Two Former Circus Lions Feel Real Grass For The Very First Time, And Their Reaction Will Melt Your Heart

by Damjan

Animals don’t belong in cages. They were created to live in the wild, follow their instincts and roam freely.

But humans keep forgetting that. So for our own amusement, we keep them in tiny cages and maltreat them.

Zoo animals at least have some comfort and have habitats that are arranged similar to their natural surroundings. Depending on the zoo, they also have enough space.

But it is still a prison, no matter how nice it is. Circus animals don’t have even that.

They are cramped into tiny cages, constantly on the road. And when they are not traveling, they undergo training for their “acts.”

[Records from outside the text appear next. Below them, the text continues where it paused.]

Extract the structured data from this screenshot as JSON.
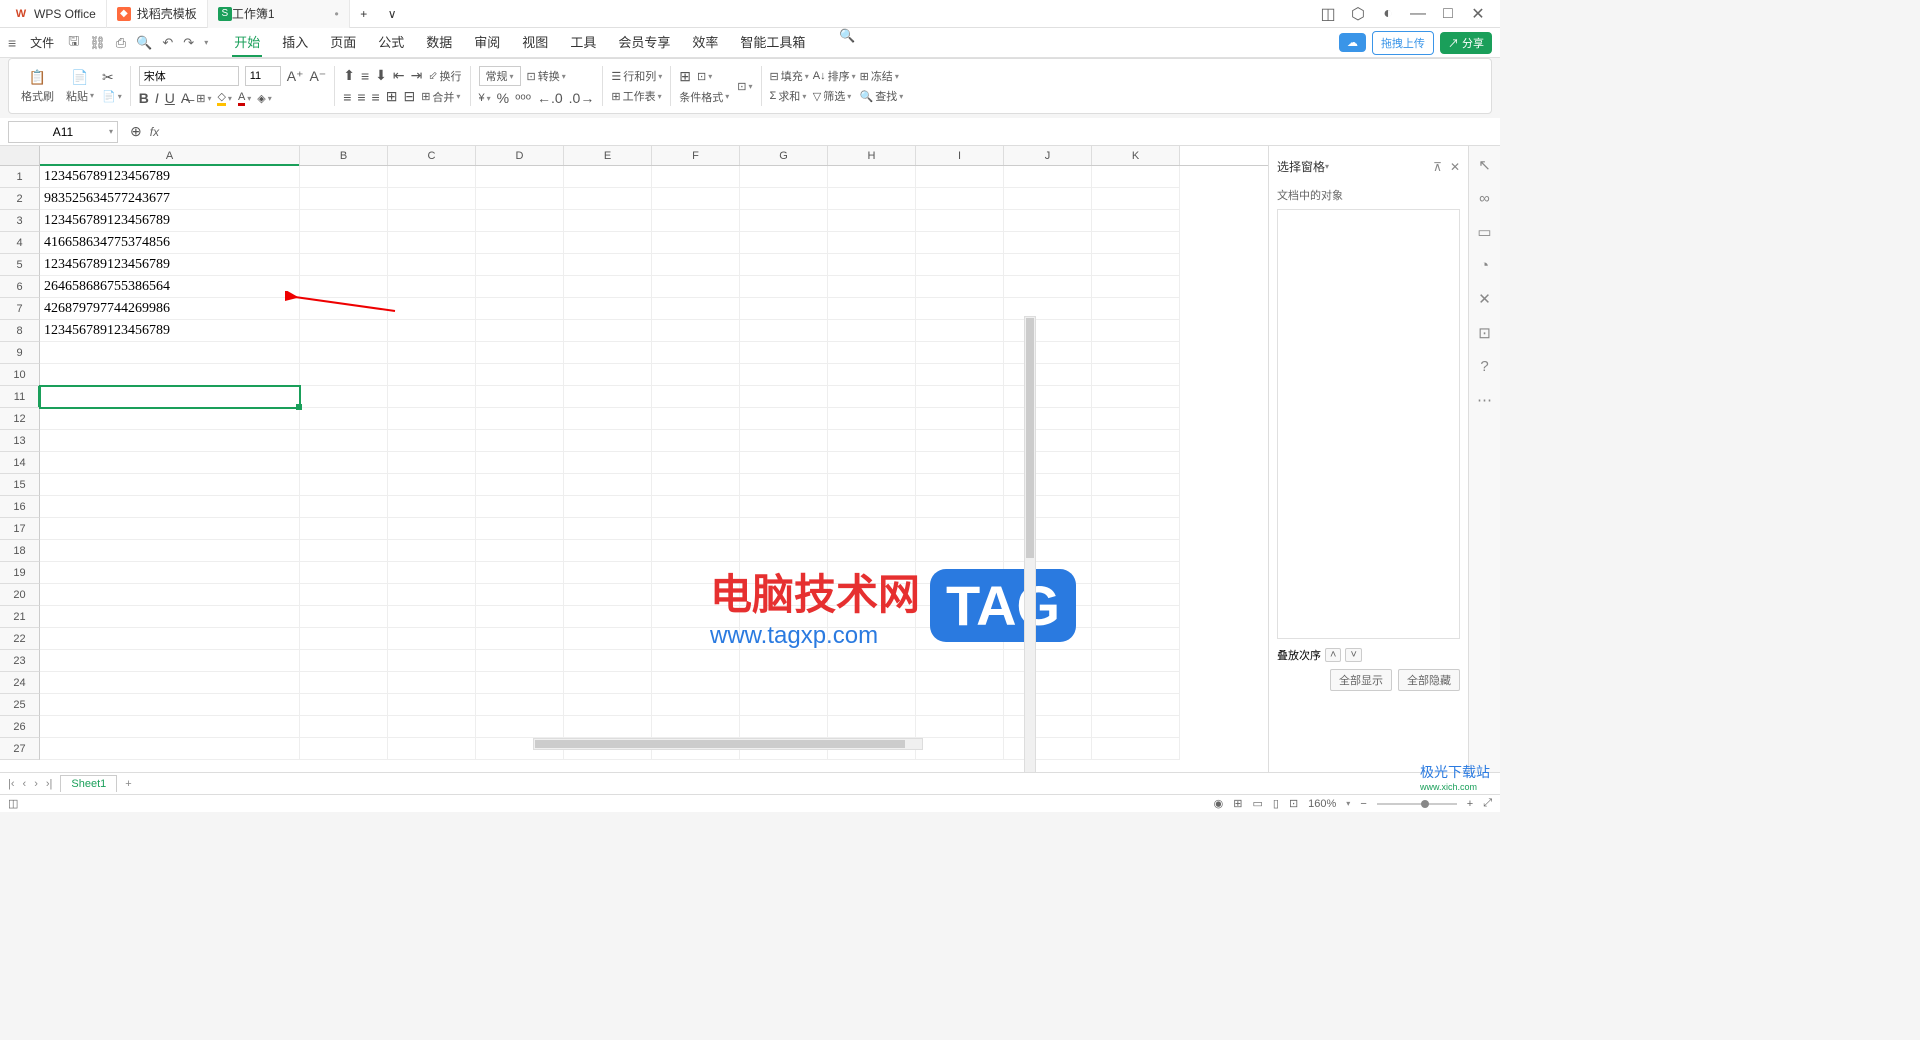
{
  "titlebar": {
    "tabs": [
      {
        "icon": "W",
        "label": "WPS Office"
      },
      {
        "icon": "◆",
        "label": "找稻壳模板"
      },
      {
        "icon": "S",
        "label": "工作簿1",
        "modified": "•"
      }
    ]
  },
  "menubar": {
    "file": "文件",
    "tabs": [
      "开始",
      "插入",
      "页面",
      "公式",
      "数据",
      "审阅",
      "视图",
      "工具",
      "会员专享",
      "效率",
      "智能工具箱"
    ],
    "active": 0,
    "cloud": "",
    "upload": "拖拽上传",
    "share": "分享"
  },
  "ribbon": {
    "format_painter": "格式刷",
    "paste": "粘贴",
    "font": "宋体",
    "size": "11",
    "wrap": "换行",
    "merge": "合并",
    "general": "常规",
    "convert": "转换",
    "rowcol": "行和列",
    "worksheet": "工作表",
    "cond_format": "条件格式",
    "fill": "填充",
    "sort": "排序",
    "freeze": "冻结",
    "sum": "求和",
    "filter": "筛选",
    "find": "查找"
  },
  "formula_bar": {
    "name_box": "A11"
  },
  "columns": [
    "A",
    "B",
    "C",
    "D",
    "E",
    "F",
    "G",
    "H",
    "I",
    "J",
    "K"
  ],
  "rows": [
    "1",
    "2",
    "3",
    "4",
    "5",
    "6",
    "7",
    "8",
    "9",
    "10",
    "11",
    "12",
    "13",
    "14",
    "15",
    "16",
    "17",
    "18",
    "19",
    "20",
    "21",
    "22",
    "23",
    "24",
    "25",
    "26",
    "27"
  ],
  "data": {
    "A": [
      "123456789123456789",
      "983525634577243677",
      "123456789123456789",
      "416658634775374856",
      "123456789123456789",
      "264658686755386564",
      "426879797744269986",
      "123456789123456789"
    ]
  },
  "right_panel": {
    "title": "选择窗格",
    "subtitle": "文档中的对象",
    "stack_order": "叠放次序",
    "show_all": "全部显示",
    "hide_all": "全部隐藏"
  },
  "sheet_tabs": {
    "name": "Sheet1"
  },
  "statusbar": {
    "zoom": "160%"
  },
  "watermark": {
    "cn": "电脑技术网",
    "url": "www.tagxp.com",
    "tag": "TAG",
    "corner": "极光下载站",
    "corner_url": "www.xich.com"
  }
}
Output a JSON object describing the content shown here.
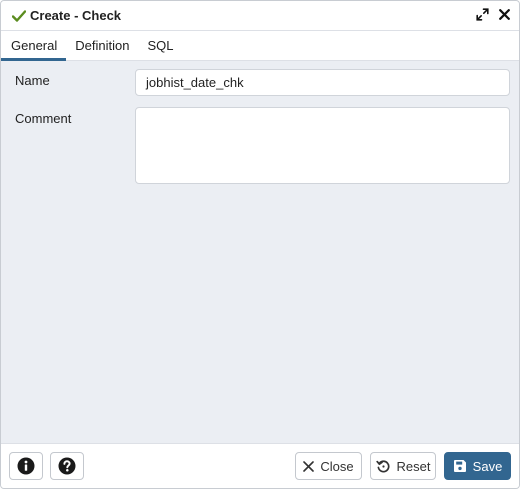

Unfortunately, methods used to train them are often inhumane and cruel. The life these animals have is downright awful.

The two lions from our story were also circus animals. Luckily, they were saved by a team of devoted animal rescuers.

For over eight years, Tarzan and Tanya were part of a Guatemala-based circus. The two large cats were kept in tiny cages, and they have been severely maltreated all those years.

So when Animal Defenders International(ADI) – a worldwide animal welfare group – learned about them, they’ve rushed to rescue them. They wanted to set these majestic animals free.

The moment these lions touch grass for the very first time is simply overwhelming.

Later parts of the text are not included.